Her ailment had seemed identical to that of the men, but she had been much more troubled and dismayed by it. I suppose, being a female, she was naturally more frightened and embarrassed when she began to rot at her extremities and under her arms and between her legs. However, she also began to complain, which the men had not, of itching all over her body. Even inside it, she said, which we took to be delirium. But Yissun and I gently undressed her and found, here and there, what looked like grains of rice stuck to her skin. When we tried to pick them off, we discovered that they were only the protruding ends—heads or tails, we could not tell—of long, thin worms that had burrowed deep into her flesh. We tugged, and they came out reluctantly, and kept coming, span after span, as we might have unspooled a web-thread from the spinneret of a spider’s body.

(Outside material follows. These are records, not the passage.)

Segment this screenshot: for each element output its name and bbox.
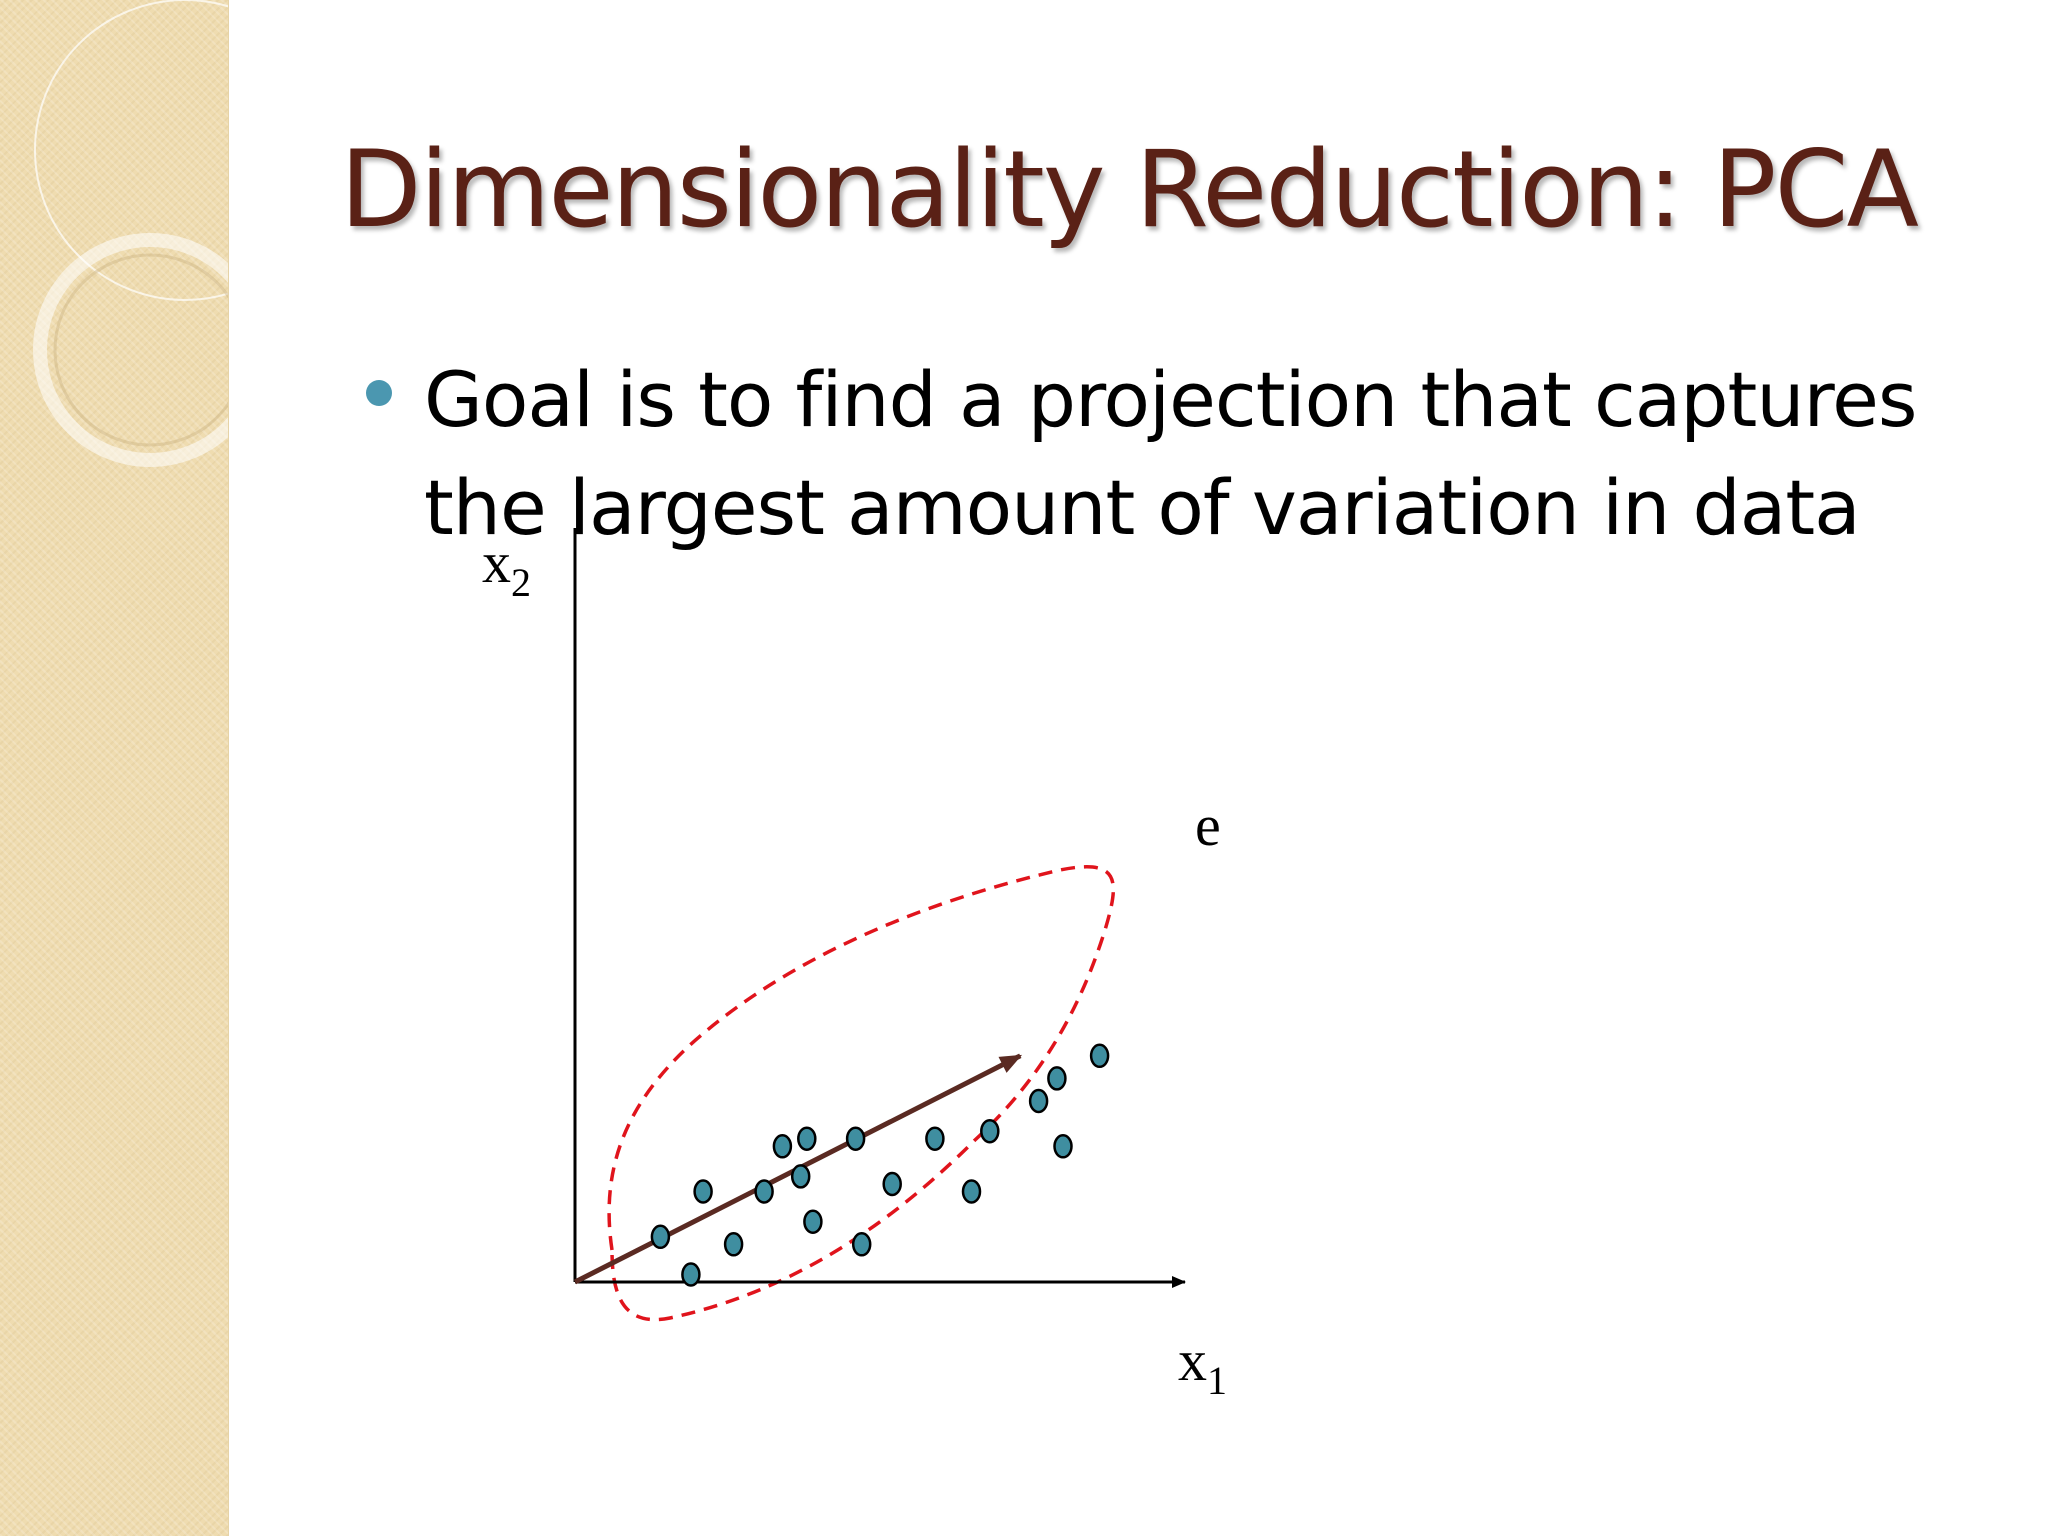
y-axis-label-main: x (482, 530, 511, 595)
slide-title: Dimensionality Reduction: PCA (340, 128, 1919, 251)
data-point-1 (1089, 1043, 1110, 1069)
data-point-15 (803, 1209, 823, 1234)
data-point-19 (681, 1262, 701, 1287)
data-point-10 (790, 1164, 811, 1189)
data-point-17 (723, 1232, 744, 1257)
data-point-11 (693, 1179, 713, 1204)
data-point-6 (797, 1126, 817, 1151)
x-axis-label-main: x (1178, 1328, 1207, 1393)
data-point-2 (1047, 1066, 1067, 1091)
data-point-14 (961, 1179, 982, 1204)
data-point-4 (980, 1118, 1000, 1144)
data-point-7 (845, 1126, 866, 1151)
variation-envelope (607, 865, 1116, 1322)
vector-label: e (1195, 793, 1221, 858)
y-axis-label-subscript: 2 (511, 560, 531, 605)
x-axis-label-subscript: 1 (1207, 1358, 1227, 1403)
data-points (650, 1043, 1110, 1287)
data-point-5 (925, 1126, 945, 1151)
data-point-16 (650, 1224, 671, 1250)
data-point-9 (1053, 1134, 1073, 1159)
data-point-12 (754, 1179, 774, 1204)
bullet-dot-icon (366, 380, 392, 406)
data-point-18 (851, 1232, 872, 1257)
side-decoration-band (0, 0, 229, 1536)
bullet-text: Goal is to find a projection that captur… (424, 355, 1917, 552)
decorative-rings-icon (33, 0, 228, 467)
x-axis-label: x1 (1178, 1328, 1227, 1403)
data-point-13 (882, 1171, 902, 1197)
y-axis-label: x2 (482, 530, 531, 605)
data-point-3 (1028, 1088, 1049, 1114)
data-point-8 (772, 1134, 793, 1159)
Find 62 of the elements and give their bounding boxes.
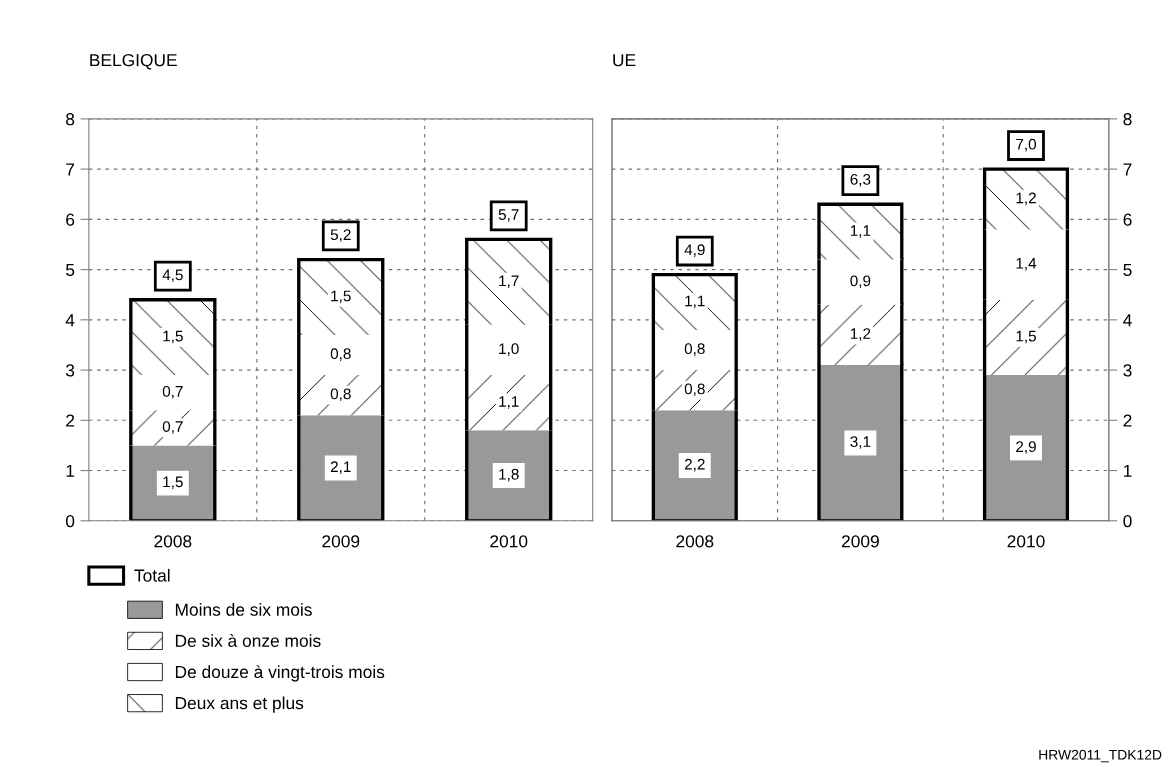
y-tick-label: 0 [65,514,75,528]
y-tick-label: 6 [66,213,75,226]
data-label: 0,8 [330,388,351,402]
y2-tick-label: 8 [1123,113,1132,126]
data-label: 1,5 [163,476,183,490]
y-tick-label: 8 [66,113,75,126]
data-label: 1,1 [685,295,705,309]
data-label: 1,4 [1016,258,1037,271]
legend-label: De six à onze mois [175,634,321,647]
y2-tick-label: 1 [1124,464,1132,477]
data-label: 0,8 [684,343,705,356]
total-label: 7,0 [1016,138,1037,152]
chart-title: UE [613,54,636,67]
y-tick-label: 2 [66,414,75,427]
y2-tick-label: 6 [1123,213,1132,226]
data-label: 1,5 [1016,330,1036,344]
data-label: 1,7 [499,275,519,289]
y2-tick-label: 0 [1123,514,1132,528]
text: HRW2011_TDK12D [1039,749,1162,763]
y2-tick-label: 3 [1123,364,1132,377]
x-tick-label: 2008 [676,535,714,548]
total-label: 5,7 [498,209,519,222]
y2-tick-label: 7 [1123,163,1132,176]
y2-tick-label: 4 [1123,314,1132,327]
x-tick-label: 2008 [154,535,192,548]
x-tick-label: 2009 [841,535,879,548]
data-label: 0,7 [162,385,183,399]
data-label: 1,5 [331,290,351,304]
data-label: 3,1 [850,436,871,449]
total-label: 4,5 [162,269,183,283]
y-tick-label: 5 [66,263,75,277]
data-label: 2,2 [684,458,705,472]
y-tick-label: 1 [66,464,75,477]
data-label: 0,9 [850,275,871,289]
data-label: 2,1 [330,461,351,474]
data-label: 1,2 [1016,192,1036,206]
data-label: 0,8 [330,348,351,361]
total-label: 4,9 [684,244,705,257]
x-tick-label: 2010 [490,535,528,548]
y-tick-label: 7 [66,163,75,176]
legend-title: Total [134,568,170,582]
legend-label: De douze à vingt-trois mois [175,665,385,682]
data-label: 1,2 [850,328,871,341]
y-tick-label: 4 [65,314,75,327]
legend-label: Moins de six mois [175,603,312,616]
data-label: 1,1 [850,225,871,238]
data-label: 1,0 [499,343,519,356]
data-label: 0,7 [162,421,183,434]
legend-label: Deux ans et plus [175,696,304,713]
data-label: 1,1 [499,396,519,409]
x-tick-label: 2010 [1007,535,1045,548]
chart-title: BELGIQUE [90,53,177,70]
total-label: 6,3 [850,173,871,187]
data-label: 1,5 [163,330,183,344]
data-label: 2,9 [1016,441,1036,454]
data-label: 0,8 [684,383,705,397]
total-label: 5,2 [330,229,351,242]
data-label: 1,8 [499,468,519,482]
y-tick-label: 3 [65,364,75,377]
y2-tick-label: 5 [1123,263,1132,277]
y2-tick-label: 2 [1123,414,1132,427]
x-tick-label: 2009 [322,535,360,548]
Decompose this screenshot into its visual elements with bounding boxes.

The poor woman wept and shrieked and weakly writhed during most of the time we were doing that. Each worm was no thicker than a string, but easily as long as my leg, greenish-white in color, slick to our touch, hard to grasp and resisting our pull, and there were many of them, and even the hardened Mongol Yissun and I could not help retching violently while we did that hand-over-hand hauling out of the worms and throwing them overboard. When we had done, the woman was no longer squirming, but lay still in death. Perhaps the worms had been coiled around organs inside her, and our pulling had disarranged those parts and thereby killed her. But I am disposed to believe that she died from the sheer horror of the experience. Anyway, to spare her any further miseries—because we had heard that the funeral practices of the Mien were barbaric—we rowed ashore at a deserted spot, and buried her deep, well out of reach of the ghariyals or any other jungle predators.
2
I was glad to see the Orlok Bayan again. I was even glad to see his teeth. Their garish glare of porcelain and gold was far more sightly than the snaggled and blackened teeth of the Mien I had been seeing all the way down the Irawadi. Bayan was somewhat older than my father, and he had lost some hair and added some girth since our campaign together, but he was still as leathery and supple as his own old armor. He was also, at the moment, slightly drunk.